AI draws on pathologists’ wisdom to improve cancer diagnoses
Researchers at the University of Waterloo are combining artificial intelligence and pathologists’ expertise for more accurate cancer diagnoses.
That’s according to a new study of nearly 11,000 patients published in Nature Digital Medicine. The approach uses AI to match new, potentially cancerous cases with previously diagnosed and confirmed tissue samples containing the disease.
And when tested using one of the largest publicly available archives in the world, the platform was up to 100% accurate at identifying certain forms of cancer, according to Hamid Tizhoosh, director of the Laboratory for Knowledge Inference in Medical Image Analysis at the Ontario, Canada-based university.

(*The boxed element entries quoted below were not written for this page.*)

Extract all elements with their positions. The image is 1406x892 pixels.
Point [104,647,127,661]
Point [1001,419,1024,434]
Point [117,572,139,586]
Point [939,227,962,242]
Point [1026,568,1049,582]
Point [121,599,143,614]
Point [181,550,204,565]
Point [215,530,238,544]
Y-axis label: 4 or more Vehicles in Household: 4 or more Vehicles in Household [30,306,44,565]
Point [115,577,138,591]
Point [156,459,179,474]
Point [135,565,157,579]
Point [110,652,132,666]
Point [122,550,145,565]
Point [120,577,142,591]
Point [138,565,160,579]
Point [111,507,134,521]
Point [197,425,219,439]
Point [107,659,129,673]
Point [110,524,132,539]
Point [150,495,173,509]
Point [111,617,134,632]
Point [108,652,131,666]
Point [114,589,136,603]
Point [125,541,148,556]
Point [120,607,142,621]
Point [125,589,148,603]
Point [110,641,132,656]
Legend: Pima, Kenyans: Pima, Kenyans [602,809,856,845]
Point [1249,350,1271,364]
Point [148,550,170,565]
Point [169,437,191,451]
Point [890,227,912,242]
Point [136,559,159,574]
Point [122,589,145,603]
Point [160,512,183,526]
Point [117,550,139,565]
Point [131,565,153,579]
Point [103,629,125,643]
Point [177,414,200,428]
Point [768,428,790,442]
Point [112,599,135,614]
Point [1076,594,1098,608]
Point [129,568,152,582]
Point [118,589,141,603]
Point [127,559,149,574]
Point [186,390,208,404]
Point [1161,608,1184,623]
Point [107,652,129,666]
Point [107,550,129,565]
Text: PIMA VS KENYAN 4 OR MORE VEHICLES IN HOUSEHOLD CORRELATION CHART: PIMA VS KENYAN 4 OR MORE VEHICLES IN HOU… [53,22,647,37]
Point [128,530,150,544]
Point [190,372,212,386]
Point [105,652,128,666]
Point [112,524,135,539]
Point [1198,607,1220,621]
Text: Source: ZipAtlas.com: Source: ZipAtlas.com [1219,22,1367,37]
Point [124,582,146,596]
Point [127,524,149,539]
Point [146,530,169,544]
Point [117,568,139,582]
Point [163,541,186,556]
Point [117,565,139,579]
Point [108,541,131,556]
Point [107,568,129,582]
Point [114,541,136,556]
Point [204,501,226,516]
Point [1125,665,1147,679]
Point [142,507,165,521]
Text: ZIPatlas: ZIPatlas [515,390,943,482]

"We showed it is possible using this approach to get incredibly encouraging results if you have access to a large archive," Tizhoosh added. "It is like putting many, many pathologists in a virtual room together and having them reach consensus."
For their study, Tizhoosh et al. had their algorithm compare pathology images of tissue samples against 30,000 digitized slides from the Cancer Genome Atlas. The database covers 25 anatomic areas of the body and 32 cancer subtypes.
During the four-month study period, the AI performed remarkably well, diagnosing everything from melanoma to prostate cancer. It was 100% and 99% accurate at diagnosing thymoma and skin cutaneous melanoma, respectively.
These results will need to be carefully scrutinized and the system refined, but the investigators see great potential for the platform as a screening tool to speed up cancer diagnoses. And it may be particularly useful in resource-strapped areas with few pathologists at the ready.
"This technology could be a blessing in places where there simply aren't enough specialists," Tizhoosh said. "One could just send an image attached to an email and get a report back."